At their core, the Asus Dual RTX 5060 Ti and the Gigabyte Eagle OC Ice are built on identical silicon foundations: the same 4608 shading units, 144 TMUs, 48 ROPs, and 1750 MHz memory speed. Both also share the same 2407 MHz base GPU clock, confirming they start from the exact same baseline. This parity means neither card holds a structural or architectural advantage — any performance difference is purely the result of factory overclocking headroom.
That is precisely where the Gigabyte Eagle OC Ice pulls ahead. Its boosted turbo clock of 2617 MHz versus the Asus Dual's 2572 MHz — a 45 MHz gap — cascades directly into every throughput metric: floating-point performance reaches 24.12 TFLOPS compared to 23.7 TFLOPS, texture rate hits 376.8 GTexels/s versus 370.4 GTexels/s, and pixel rate measures 125.6 GPixel/s against 123.5 GPixel/s. Individually these margins are modest — roughly 1.7% across the board — but they are consistent and real, not the result of selective benchmarking.

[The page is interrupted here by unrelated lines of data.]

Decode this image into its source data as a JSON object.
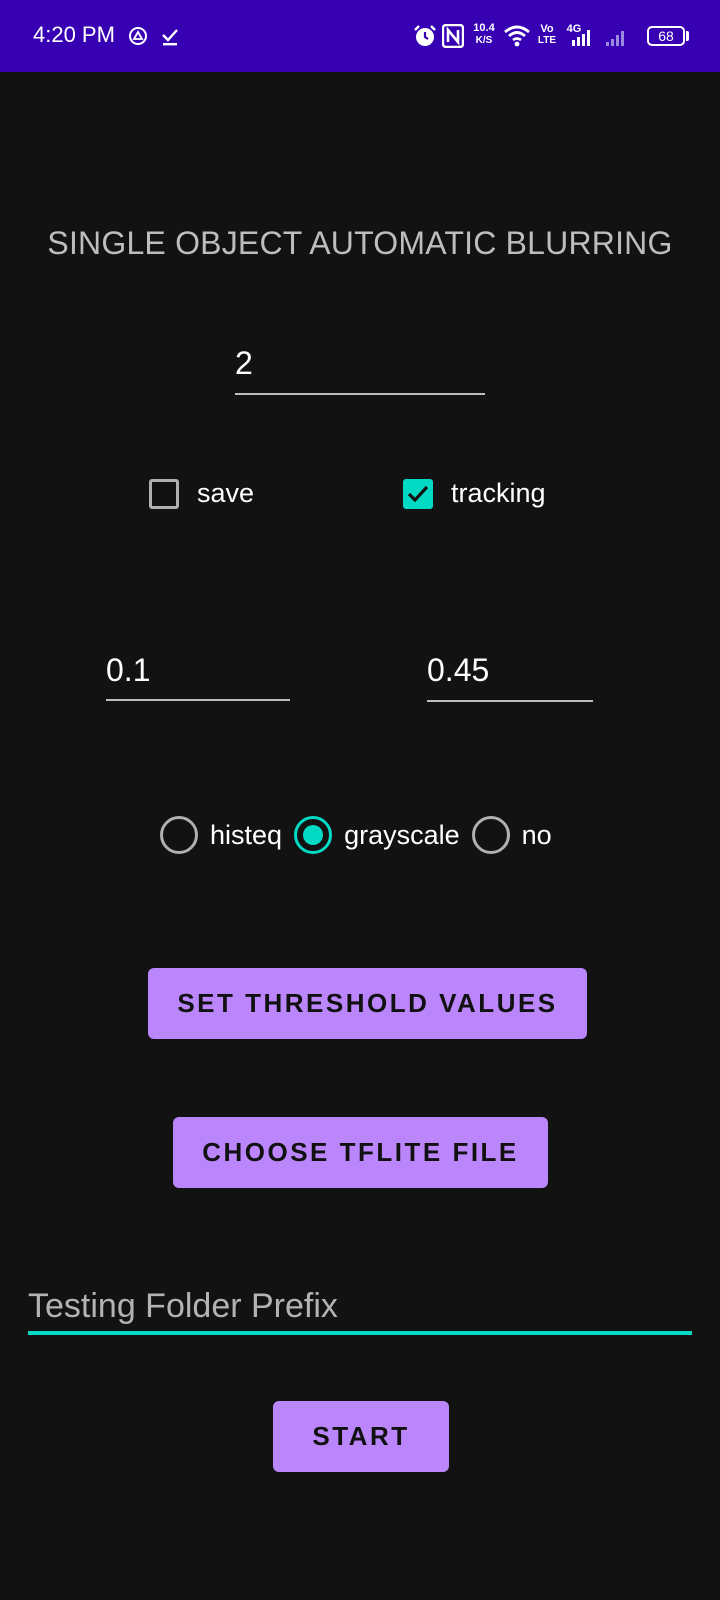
{
  "status_bar": {
    "time": "4:20 PM",
    "net_speed_value": "10.4",
    "net_speed_unit": "K/S",
    "volte_top": "Vo",
    "volte_bottom": "LTE",
    "network_type": "4G",
    "battery": "68",
    "icons": [
      "cast-icon",
      "download-done-icon",
      "alarm-icon",
      "nfc-icon",
      "wifi-icon",
      "signal-icon",
      "battery-icon"
    ]
  },
  "app": {
    "title": "SINGLE OBJECT AUTOMATIC BLURRING",
    "number_field": "2",
    "checkboxes": [
      {
        "label": "save",
        "checked": false
      },
      {
        "label": "tracking",
        "checked": true
      }
    ],
    "threshold_low": "0.1",
    "threshold_high": "0.45",
    "radios": [
      {
        "label": "histeq",
        "selected": false
      },
      {
        "label": "grayscale",
        "selected": true
      },
      {
        "label": "no",
        "selected": false
      }
    ],
    "set_threshold_label": "SET THRESHOLD VALUES",
    "choose_file_label": "CHOOSE TFLITE FILE",
    "prefix_placeholder": "Testing Folder Prefix",
    "start_label": "START"
  },
  "colors": {
    "status_bar": "#3700b3",
    "background": "#121212",
    "accent": "#03dac5",
    "button": "#bb86fc"
  }
}
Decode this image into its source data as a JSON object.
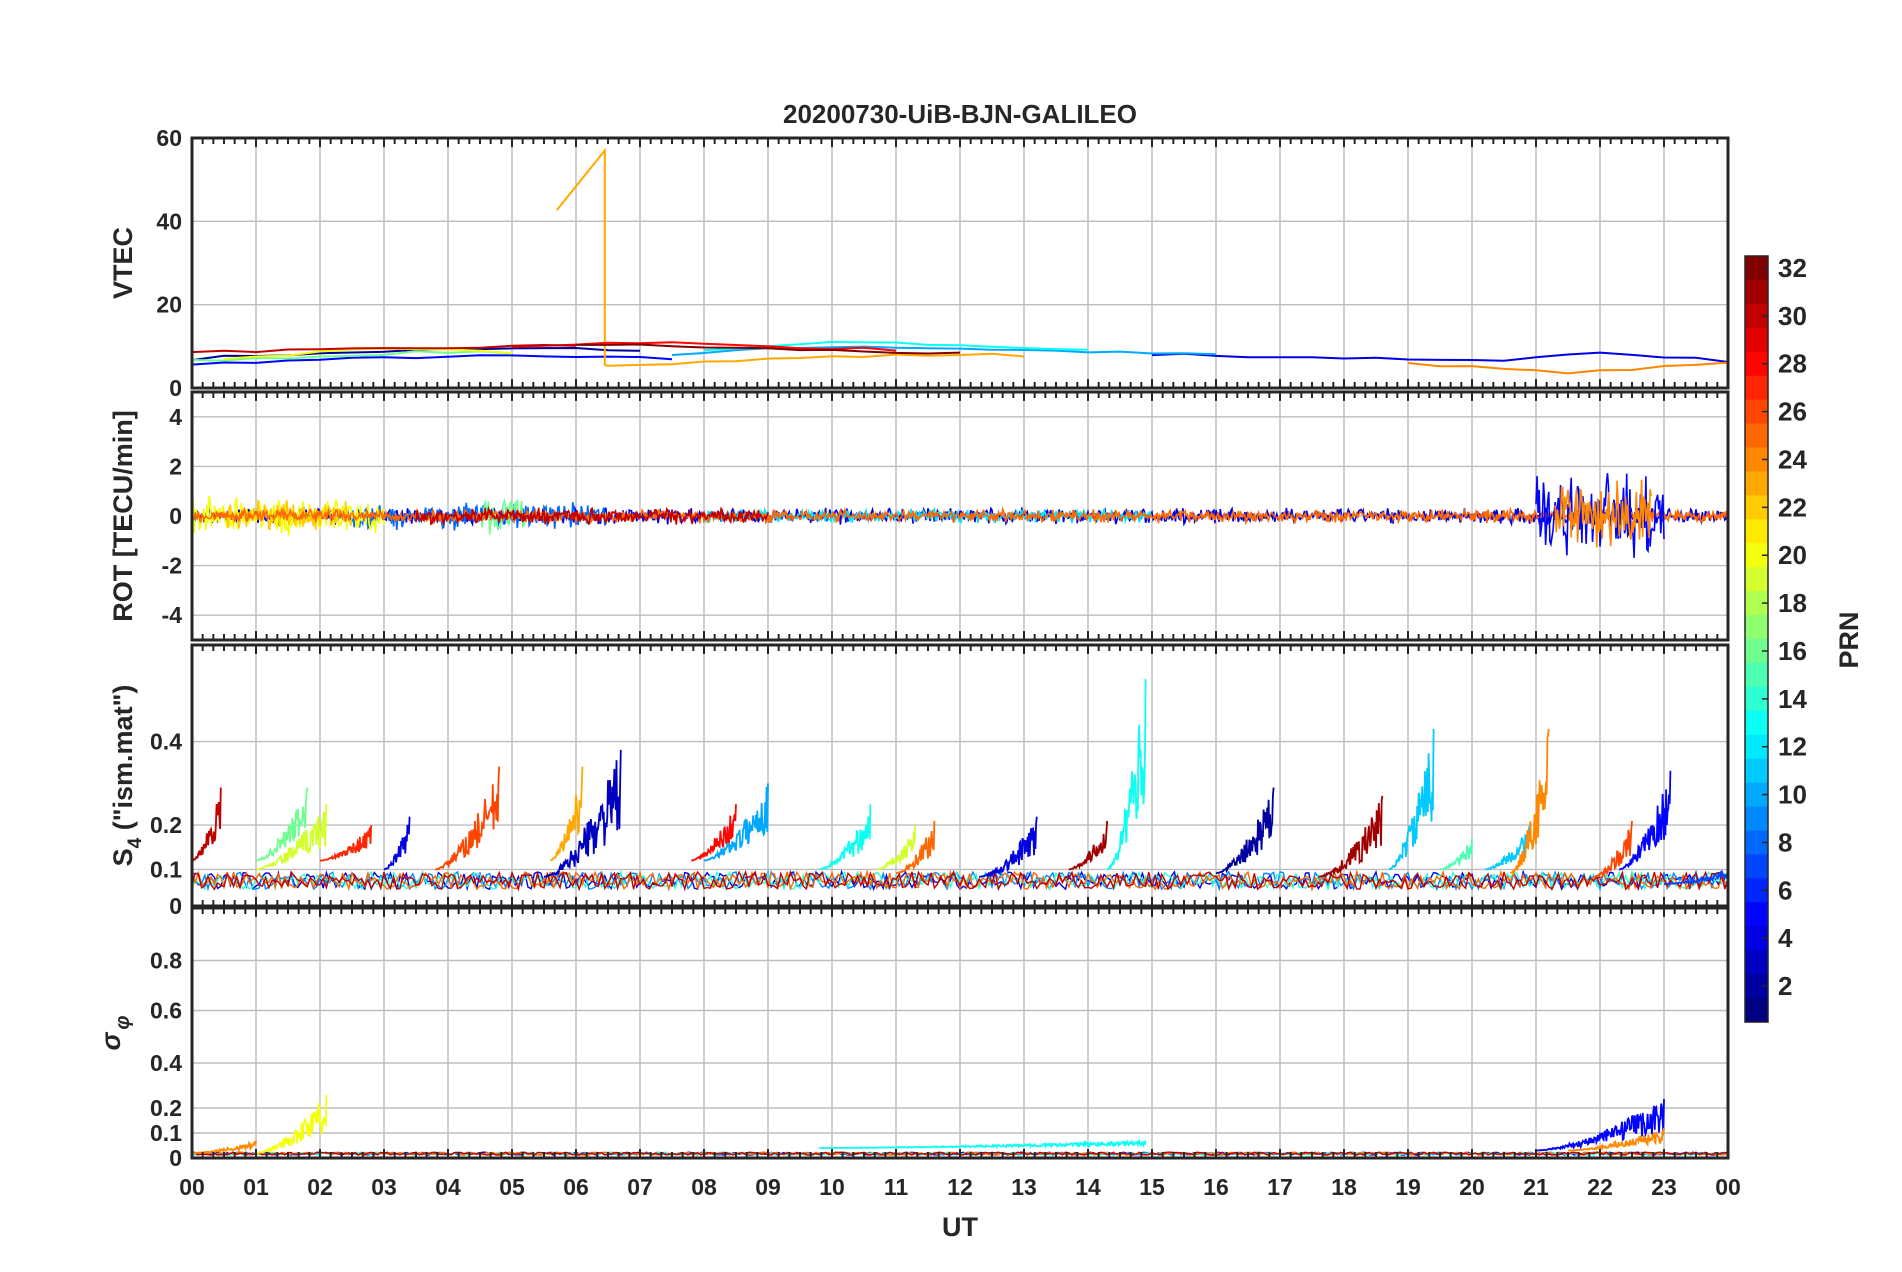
{
  "chart_data": {
    "type": "line",
    "title": "20200730-UiB-BJN-GALILEO",
    "xlabel": "UT",
    "x_ticks": [
      "00",
      "01",
      "02",
      "03",
      "04",
      "05",
      "06",
      "07",
      "08",
      "09",
      "10",
      "11",
      "12",
      "13",
      "14",
      "15",
      "16",
      "17",
      "18",
      "19",
      "20",
      "21",
      "22",
      "23",
      "00"
    ],
    "xlim": [
      0,
      24
    ],
    "grid": true,
    "colorbar": {
      "label": "PRN",
      "range": [
        1,
        32
      ],
      "ticks": [
        "2",
        "4",
        "6",
        "8",
        "10",
        "12",
        "14",
        "16",
        "18",
        "20",
        "22",
        "24",
        "26",
        "28",
        "30",
        "32"
      ],
      "colormap": "jet"
    },
    "panels": [
      {
        "id": "vtec",
        "ylabel": "VTEC",
        "ylim": [
          0,
          60
        ],
        "y_ticks": [
          "0",
          "20",
          "40",
          "60"
        ],
        "series": [
          {
            "prn": 2,
            "x": [
              0,
              0.5,
              1,
              1.5,
              2,
              2.5,
              3,
              3.5,
              4,
              4.5,
              5,
              5.5,
              6,
              6.5,
              7
            ],
            "y": [
              7,
              7.5,
              7.8,
              8,
              8.2,
              8.5,
              8.8,
              9,
              9.2,
              9.3,
              9.4,
              9.5,
              9.4,
              9.2,
              9
            ]
          },
          {
            "prn": 5,
            "x": [
              0,
              0.5,
              1,
              1.5,
              2,
              2.5,
              3,
              3.5,
              4,
              4.5,
              5,
              5.5,
              6,
              6.5,
              7,
              7.5
            ],
            "y": [
              5.5,
              6,
              6.3,
              6.5,
              6.8,
              7,
              7.2,
              7.4,
              7.5,
              7.6,
              7.7,
              7.5,
              7.4,
              7.3,
              7.2,
              7
            ]
          },
          {
            "prn": 4,
            "x": [
              15,
              15.5,
              16,
              16.5,
              17,
              17.5,
              18,
              18.5,
              19,
              19.5,
              20,
              20.5,
              21,
              21.5,
              22,
              22.5,
              23,
              23.5,
              24
            ],
            "y": [
              8,
              8,
              7.8,
              7.6,
              7.5,
              7.4,
              7.2,
              7,
              6.8,
              6.6,
              6.5,
              6.8,
              7.5,
              8,
              8.5,
              8,
              7.5,
              7,
              6.5
            ]
          },
          {
            "prn": 10,
            "x": [
              7.5,
              8,
              8.5,
              9,
              9.5,
              10,
              10.5,
              11,
              11.5,
              12,
              12.5,
              13,
              13.5,
              14,
              14.5,
              15,
              15.5,
              16
            ],
            "y": [
              8,
              8.5,
              9,
              9.3,
              9.6,
              10,
              10,
              9.8,
              9.6,
              9.5,
              9.3,
              9.1,
              8.9,
              8.7,
              8.5,
              8.3,
              8.1,
              8
            ]
          },
          {
            "prn": 13,
            "x": [
              8,
              8.5,
              9,
              9.5,
              10,
              10.5,
              11,
              11.5,
              12,
              12.5,
              13,
              13.5,
              14
            ],
            "y": [
              9,
              9.5,
              10,
              10.4,
              10.8,
              11,
              10.8,
              10.5,
              10.2,
              10,
              9.7,
              9.4,
              9
            ]
          },
          {
            "prn": 16,
            "x": [
              0,
              0.5,
              1,
              1.5,
              2,
              2.5,
              3,
              3.5,
              4,
              4.5,
              5
            ],
            "y": [
              6.5,
              6.8,
              7,
              7.3,
              7.6,
              7.9,
              8.2,
              8.5,
              8.6,
              8.7,
              8.5
            ]
          },
          {
            "prn": 20,
            "x": [
              0.5,
              1,
              1.5,
              2,
              2.5,
              3,
              3.5,
              4,
              4.5,
              5
            ],
            "y": [
              7,
              7.5,
              8,
              8.5,
              9,
              9.2,
              9.1,
              9,
              8.8,
              8.5
            ]
          },
          {
            "prn": 23,
            "x": [
              5.7,
              6.45,
              6.45,
              6.5,
              7,
              7.5,
              8,
              8.5,
              9,
              9.5,
              10,
              10.5,
              11,
              11.5,
              12,
              12.5,
              13
            ],
            "y": [
              43,
              57,
              5.5,
              5.5,
              5.8,
              6,
              6.3,
              6.6,
              6.9,
              7.2,
              7.5,
              7.6,
              7.8,
              7.9,
              8,
              8,
              7.8
            ]
          },
          {
            "prn": 24,
            "x": [
              19,
              19.5,
              20,
              20.5,
              21,
              21.5,
              22,
              22.5,
              23,
              23.5,
              24
            ],
            "y": [
              6,
              5.5,
              5,
              4.5,
              4,
              3.8,
              4,
              4.5,
              5,
              5.5,
              6
            ]
          },
          {
            "prn": 28,
            "x": [
              5,
              5.5,
              6,
              6.5,
              7,
              7.5,
              8,
              8.5,
              9,
              9.5,
              10,
              10.5,
              11
            ],
            "y": [
              10,
              10.3,
              10.6,
              10.8,
              11,
              10.8,
              10.5,
              10.2,
              10,
              9.8,
              9.6,
              9.4,
              9.2
            ]
          },
          {
            "prn": 30,
            "x": [
              0,
              0.5,
              1,
              1.5,
              2,
              2.5,
              3,
              3.5,
              4,
              4.5,
              5,
              5.5,
              6
            ],
            "y": [
              8.5,
              8.7,
              8.9,
              9,
              9.1,
              9.2,
              9.3,
              9.4,
              9.6,
              9.8,
              10,
              10.1,
              10.2
            ]
          },
          {
            "prn": 32,
            "x": [
              6,
              6.5,
              7,
              7.5,
              8,
              8.5,
              9,
              9.5,
              10,
              10.5,
              11,
              11.5,
              12
            ],
            "y": [
              10.5,
              10.4,
              10.2,
              10,
              9.8,
              9.6,
              9.4,
              9.2,
              9,
              8.8,
              8.6,
              8.4,
              8.2
            ]
          }
        ]
      },
      {
        "id": "rot",
        "ylabel": "ROT [TECU/min]",
        "ylim": [
          -5,
          5
        ],
        "y_ticks": [
          "-4",
          "-2",
          "0",
          "2",
          "4"
        ],
        "activity": [
          {
            "prn": 4,
            "x_range": [
              0,
              24
            ],
            "amp": 0.3
          },
          {
            "prn": 8,
            "x_range": [
              2.5,
              6.5
            ],
            "amp": 0.5
          },
          {
            "prn": 12,
            "x_range": [
              8,
              15
            ],
            "amp": 0.25
          },
          {
            "prn": 16,
            "x_range": [
              4.5,
              5.2
            ],
            "amp": 0.8
          },
          {
            "prn": 20,
            "x_range": [
              0,
              3
            ],
            "amp": 0.7
          },
          {
            "prn": 22,
            "x_range": [
              0.5,
              2.5
            ],
            "amp": 0.6
          },
          {
            "prn": 25,
            "x_range": [
              0,
              24
            ],
            "amp": 0.25
          },
          {
            "prn": 30,
            "x_range": [
              3.5,
              9
            ],
            "amp": 0.3
          },
          {
            "prn": 5,
            "x_range": [
              21,
              23
            ],
            "amp": 1.5
          },
          {
            "prn": 24,
            "x_range": [
              21.3,
              22.8
            ],
            "amp": 1.3
          }
        ]
      },
      {
        "id": "s4",
        "ylabel": "S4 (\"ism.mat\")",
        "ylim": [
          0,
          0.6
        ],
        "y_ticks": [
          "0",
          "0.1",
          "0.2",
          "0.4"
        ],
        "bursts": [
          {
            "prn": 30,
            "x_range": [
              0,
              0.45
            ],
            "base": 0.12,
            "peak": 0.29
          },
          {
            "prn": 16,
            "x_range": [
              1,
              1.8
            ],
            "base": 0.12,
            "peak": 0.29
          },
          {
            "prn": 19,
            "x_range": [
              1,
              2.1
            ],
            "base": 0.1,
            "peak": 0.25
          },
          {
            "prn": 27,
            "x_range": [
              2,
              2.8
            ],
            "base": 0.12,
            "peak": 0.2
          },
          {
            "prn": 4,
            "x_range": [
              3,
              3.4
            ],
            "base": 0.1,
            "peak": 0.22
          },
          {
            "prn": 26,
            "x_range": [
              3.8,
              4.8
            ],
            "base": 0.1,
            "peak": 0.34
          },
          {
            "prn": 3,
            "x_range": [
              5.5,
              6.7
            ],
            "base": 0.08,
            "peak": 0.38
          },
          {
            "prn": 23,
            "x_range": [
              5.6,
              6.1
            ],
            "base": 0.12,
            "peak": 0.34
          },
          {
            "prn": 28,
            "x_range": [
              7.8,
              8.5
            ],
            "base": 0.12,
            "peak": 0.25
          },
          {
            "prn": 10,
            "x_range": [
              8,
              9
            ],
            "base": 0.12,
            "peak": 0.3
          },
          {
            "prn": 13,
            "x_range": [
              9.8,
              10.6
            ],
            "base": 0.1,
            "peak": 0.25
          },
          {
            "prn": 19,
            "x_range": [
              10.7,
              11.3
            ],
            "base": 0.1,
            "peak": 0.2
          },
          {
            "prn": 25,
            "x_range": [
              11,
              11.6
            ],
            "base": 0.09,
            "peak": 0.21
          },
          {
            "prn": 4,
            "x_range": [
              12.3,
              13.2
            ],
            "base": 0.08,
            "peak": 0.22
          },
          {
            "prn": 31,
            "x_range": [
              13.7,
              14.3
            ],
            "base": 0.1,
            "peak": 0.21
          },
          {
            "prn": 13,
            "x_range": [
              14.3,
              14.9
            ],
            "base": 0.1,
            "peak": 0.55
          },
          {
            "prn": 2,
            "x_range": [
              16,
              16.9
            ],
            "base": 0.09,
            "peak": 0.29
          },
          {
            "prn": 31,
            "x_range": [
              17.6,
              18.6
            ],
            "base": 0.08,
            "peak": 0.27
          },
          {
            "prn": 11,
            "x_range": [
              18.7,
              19.4
            ],
            "base": 0.1,
            "peak": 0.43
          },
          {
            "prn": 15,
            "x_range": [
              19.5,
              20
            ],
            "base": 0.1,
            "peak": 0.17
          },
          {
            "prn": 11,
            "x_range": [
              20.2,
              20.9
            ],
            "base": 0.1,
            "peak": 0.2
          },
          {
            "prn": 24,
            "x_range": [
              20.6,
              21.2
            ],
            "base": 0.09,
            "peak": 0.43
          },
          {
            "prn": 26,
            "x_range": [
              21.9,
              22.5
            ],
            "base": 0.08,
            "peak": 0.21
          },
          {
            "prn": 5,
            "x_range": [
              22.3,
              23.1
            ],
            "base": 0.1,
            "peak": 0.33
          },
          {
            "prn": 7,
            "x_range": [
              23,
              24
            ],
            "base": 0.06,
            "peak": 0.1
          }
        ]
      },
      {
        "id": "sigma_phi",
        "ylabel": "σφ",
        "ylim": [
          0,
          1
        ],
        "y_ticks": [
          "0",
          "0.1",
          "0.2",
          "0.4",
          "0.6",
          "0.8"
        ],
        "bursts": [
          {
            "prn": 20,
            "x_range": [
              1,
              2.1
            ],
            "base": 0.02,
            "peak": 0.26
          },
          {
            "prn": 24,
            "x_range": [
              0,
              1
            ],
            "base": 0.02,
            "peak": 0.07
          },
          {
            "prn": 13,
            "x_range": [
              9.8,
              14.9
            ],
            "base": 0.04,
            "peak": 0.07
          },
          {
            "prn": 5,
            "x_range": [
              21,
              23
            ],
            "base": 0.03,
            "peak": 0.24
          },
          {
            "prn": 24,
            "x_range": [
              21.5,
              23
            ],
            "base": 0.03,
            "peak": 0.12
          }
        ]
      }
    ]
  }
}
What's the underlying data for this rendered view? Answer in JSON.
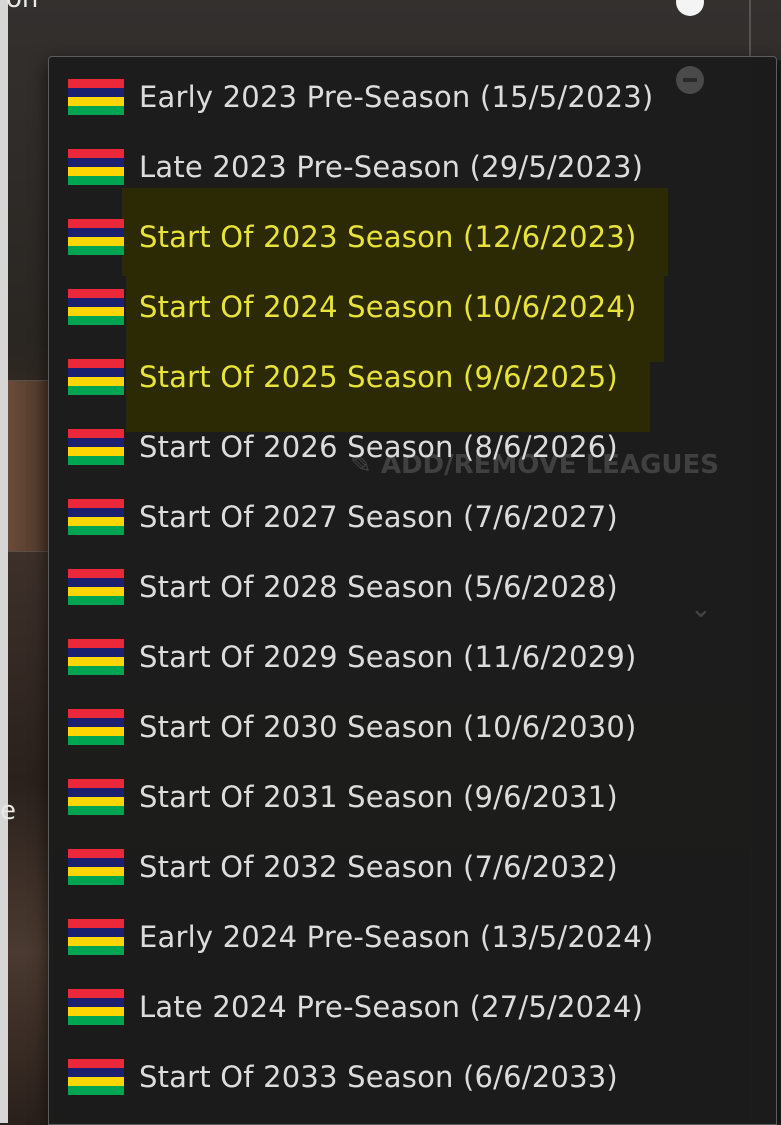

In practical terms, a ~1.7% compute advantage is unlikely to translate into a noticeable framerate difference in most games, sitting well within run-to-run variance. However, the Gigabyte Eagle OC Ice holds a clear, if narrow, performance edge on paper within this group, making it the stronger choice for users who want the highest out-of-box clock speeds without manual overclocking. The Asus Dual is effectively tied for any workload that does not fully saturate peak turbo clocks.